There's also a banner on import pygame now linking to the contribute page.
(Appologies if it annoys you. To disable edit the pygame/__init__.py file).
(If we get to pygame 2, then I think we can remove that banner.)
And there are a few people helping out now,
and lots more improvements for the developer guide planned,
as are more learning resources and interesting tasks for people.
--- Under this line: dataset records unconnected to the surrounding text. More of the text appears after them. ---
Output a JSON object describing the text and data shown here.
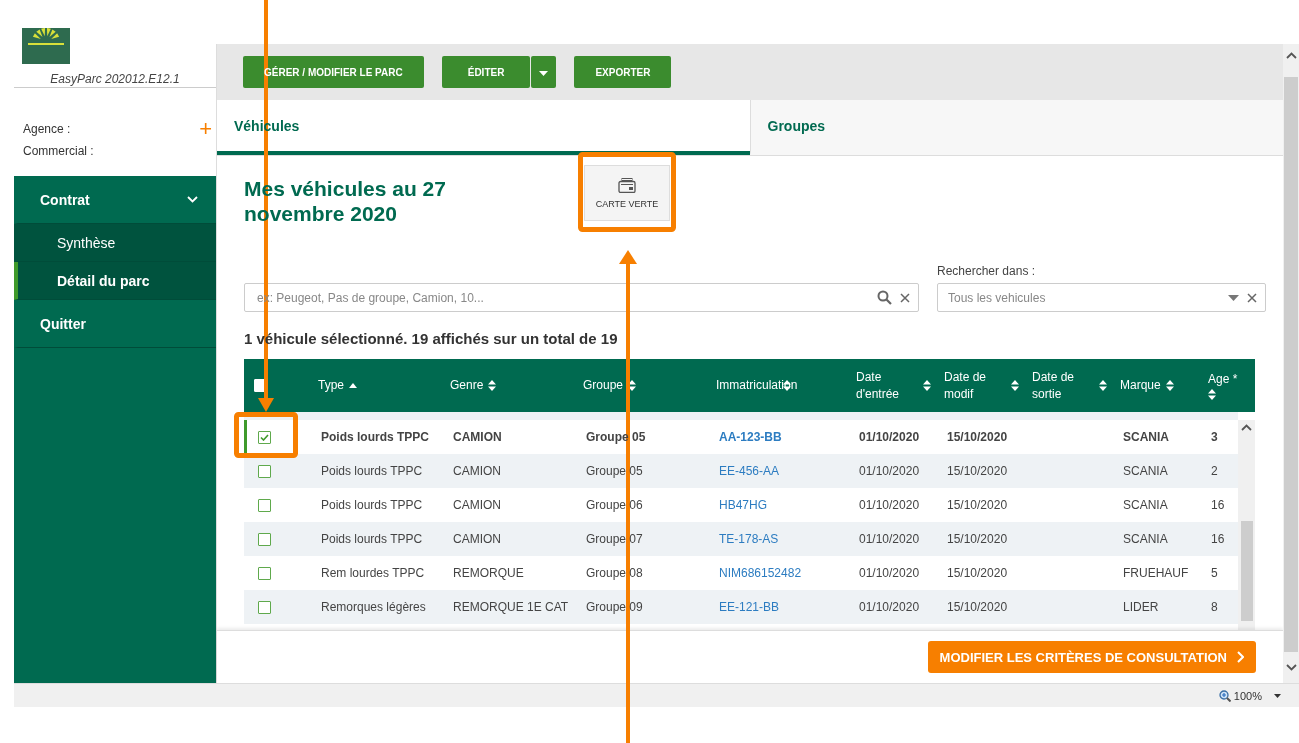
{
  "sidebar": {
    "version": "EasyParc 202012.E12.1",
    "agent_label": "Agence :",
    "sales_label": "Commercial :",
    "add_symbol": "+",
    "nav": [
      {
        "label": "Contrat",
        "kind": "section",
        "expanded": true,
        "selected": false
      },
      {
        "label": "Synthèse",
        "kind": "sub",
        "selected": false
      },
      {
        "label": "Détail du parc",
        "kind": "sub",
        "selected": true
      },
      {
        "label": "Quitter",
        "kind": "section",
        "selected": false
      }
    ]
  },
  "toolbar": {
    "buttons": [
      {
        "label": "GÉRER / MODIFIER LE PARC",
        "kind": "plain"
      },
      {
        "label": "ÉDITER",
        "kind": "split"
      },
      {
        "label": "EXPORTER",
        "kind": "plain"
      }
    ]
  },
  "tabs": [
    {
      "label": "Véhicules",
      "selected": true
    },
    {
      "label": "Groupes",
      "selected": false
    }
  ],
  "page_title": "Mes véhicules au 27 novembre 2020",
  "card_button": {
    "label": "CARTE VERTE"
  },
  "search": {
    "placeholder": "ex: Peugeot, Pas de groupe, Camion, 10...",
    "scope_label": "Rechercher dans :",
    "scope_value": "Tous les vehicules"
  },
  "summary": "1 véhicule sélectionné. 19 affichés sur un total de 19",
  "table": {
    "select_all": {
      "checked": false
    },
    "columns": [
      {
        "label": "Type",
        "sorted": true
      },
      {
        "label": "Genre",
        "sorted": false
      },
      {
        "label": "Groupe",
        "sorted": false
      },
      {
        "label": "Immatriculation",
        "sorted": false
      },
      {
        "label": "Date d'entrée",
        "sorted": false
      },
      {
        "label": "Date de modif",
        "sorted": false
      },
      {
        "label": "Date de sortie",
        "sorted": false
      },
      {
        "label": "Marque",
        "sorted": false
      },
      {
        "label": "Age *",
        "sorted": false
      }
    ],
    "rows": [
      {
        "selected": true,
        "checked": true,
        "cells": [
          "Poids lourds TPPC",
          "CAMION",
          "Groupe 05",
          "AA-123-BB",
          "01/10/2020",
          "15/10/2020",
          "",
          "SCANIA",
          "3"
        ]
      },
      {
        "selected": false,
        "checked": false,
        "cells": [
          "Poids lourds TPPC",
          "CAMION",
          "Groupe 05",
          "EE-456-AA",
          "01/10/2020",
          "15/10/2020",
          "",
          "SCANIA",
          "2"
        ]
      },
      {
        "selected": false,
        "checked": false,
        "cells": [
          "Poids lourds TPPC",
          "CAMION",
          "Groupe 06",
          "HB47HG",
          "01/10/2020",
          "15/10/2020",
          "",
          "SCANIA",
          "16"
        ]
      },
      {
        "selected": false,
        "checked": false,
        "cells": [
          "Poids lourds TPPC",
          "CAMION",
          "Groupe 07",
          "TE-178-AS",
          "01/10/2020",
          "15/10/2020",
          "",
          "SCANIA",
          "16"
        ]
      },
      {
        "selected": false,
        "checked": false,
        "cells": [
          "Rem lourdes TPPC",
          "REMORQUE",
          "Groupe 08",
          "NIM686152482",
          "01/10/2020",
          "15/10/2020",
          "",
          "FRUEHAUF",
          "5"
        ]
      },
      {
        "selected": false,
        "checked": false,
        "cells": [
          "Remorques légères",
          "REMORQUE 1E CAT",
          "Groupe 09",
          "EE-121-BB",
          "01/10/2020",
          "15/10/2020",
          "",
          "LIDER",
          "8"
        ]
      }
    ]
  },
  "footer_button": {
    "label": "MODIFIER LES CRITÈRES DE CONSULTATION"
  },
  "status_bar": {
    "zoom": "100%"
  }
}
The 'learn python by contributing' is a very interesting idea(to me), and I
guess we'll see how it goes.
Hopefully people learn something about python, C, or general software
development whilst they do it.


*The API cleanup*, and C API documentation that was done should make it
easier to understand the pygame code.
We can aggressively clean up things for pygame 2 as well.
For example, I have already worked on moving lots of files out of the root
of the repo and cleaned up 18 years of cruft.
There is more work to do here, like introducing cpplint for C code, and
pylint for python code.

There is now a link to the *compile page* improvements for the platform the
developer is using if the pygame source build fails.
This should help people compile it :) Which is the first step in
contributing things.

I'm going to start a *weekly online sprint again*.
And will try and ask people to contribute unit tests or at least ways to
reproduce issues when they submit them.
Engaging with people quickly often gets a response, and people are often
more happy to help out in solving their own problems.